Première Campagne est l’apprentissage d’une journaliste à la joute politique lancée dans l’arène aux fauves mis en parallèle d’un jeune candidat qui se lance dans le métier lui aussi et qui va devenir président trop tôt. L’exercice de l’état et l’état d’un travail considérable pour une jeune femme qui n’arrête jamais. Le film donne l’impression de retrouver Bob Woodward et Carl Bernstein à la course aux informations pour soulever l’affaire du Watergate. Ici, l’exercice est de suivre et de couvrir un président potentiel jouant sur une ferveur grandissante. Le film ne se concentre pas moins sur Emmanuel Macron, mais sur l’activité d’une journaliste sur le terrain entre d’interminables trajets en voiture, l’élaboration d’une stratégie pour approcher le candidat et lui poser des questions. S’ensuit alors des montages de reportages à l’arrière d’une voiture, l’écriture d’un sujet autour d’un café dans un bar au milieu de la France ou la colle d’une direction lui demandant des questions sur la « cristallisation » selon Stendhal, mot à la mode dans la bouche des candidats à ce moment précis.

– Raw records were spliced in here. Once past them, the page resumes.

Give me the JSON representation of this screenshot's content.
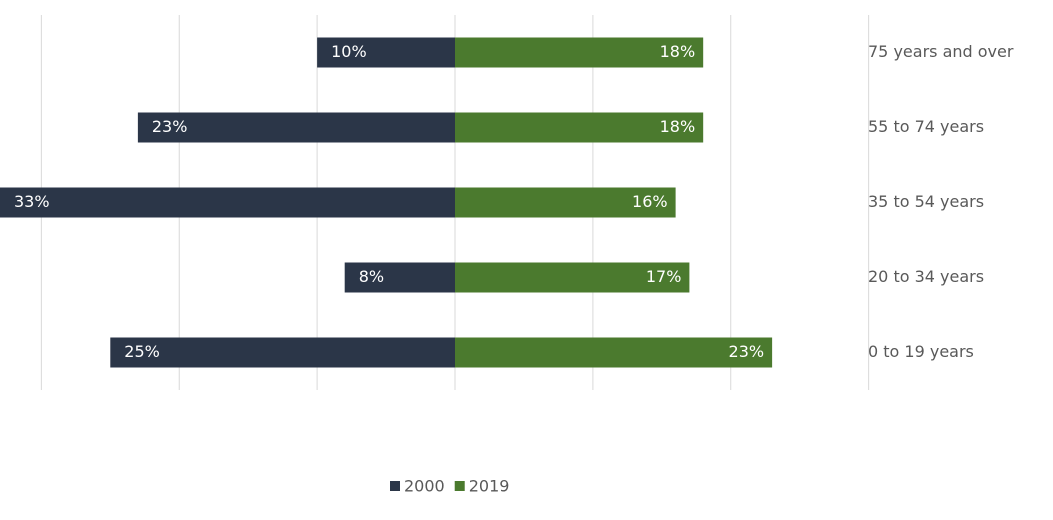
{
  "chart_data": {
    "type": "butterfly",
    "categories": [
      "75 years and over",
      "55 to 74 years",
      "35 to 54 years",
      "20 to 34 years",
      "0 to 19 years"
    ],
    "series": [
      {
        "name": "2000",
        "color": "#2b3648",
        "values": [
          10,
          23,
          33,
          8,
          25
        ],
        "value_labels": [
          "10%",
          "23%",
          "33%",
          "8%",
          "25%"
        ]
      },
      {
        "name": "2019",
        "color": "#4b7a2e",
        "values": [
          18,
          18,
          16,
          17,
          23
        ],
        "value_labels": [
          "18%",
          "18%",
          "16%",
          "17%",
          "23%"
        ]
      }
    ],
    "xlim": [
      -33,
      33
    ],
    "xticks": [
      -30,
      -20,
      -10,
      0,
      10,
      20,
      30
    ],
    "grid": true,
    "legend": "bottom"
  }
}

Première Campagne est un documentaire passionnant de la part d’Audrey Gordon. Le film est une petite aventure imaginée sur un coup de tête dans le métro après un coup de fil à sa meilleure amie depuis Science-Po, Astrid. Les deux femmes du long-métrage sont amies dans la vie, ce qui joue frontalement sur l’approche et la proximité de la caméra. Cette dernière qui s’évapore pour laisser la place au spectateur qui devient le compagnon d’Astrid Mezmorian dans cette péripétie présidentielle passionnante. On suit une jeune femme, ses questionnements sur la notion de son métier, sa déontologie, mais surtout les coulisses.
Tout le monde, ou presque, suit les journaux de 20H. Le nom d’Astrid Mezmorian doit alors résonner en chacun à l’annonce des reportages sur France 2. Dans la deuxième partie, on se retrouve dans les bureaux de France Télévisions à découvrir le travail des sujets, l’enregistrement des voix off, mixées ou pas, l’urgence d’un sujet fini à deux minutes de son passage, la voix de la journaliste posée en direct sans fard. 

Première Campagne est un beau développement sur le métier de journaliste politique dans la mise en situation d’une élection présidentielle. L’état d’urgence permanent pour une femme n’ayant plus de vie, le tout se résumant à courir perpétuellement après Emmanuel Macron. Un film court et absorbant qui va à l’essentiel, ne tirant jamais la corde d’un surplus malencontreux. Celui d’un parti pris, d’un lien évident avec sa protagoniste principale ou du second rôle. Non, Audrey Gordon s’efface laissant le spectateur, ses convictions et le cinéma prendre sa place et rentrer dans cette course haletante, presque un moment d’histoire vu d’un œil nouveau. Première Campagne est une proposition propice et astucieuse. Découvrir les coulisses d’une campagne et d’un travail, celui du journalisme. Un nouveau film qui sera forcément montré dans les écoles bien de sitôt.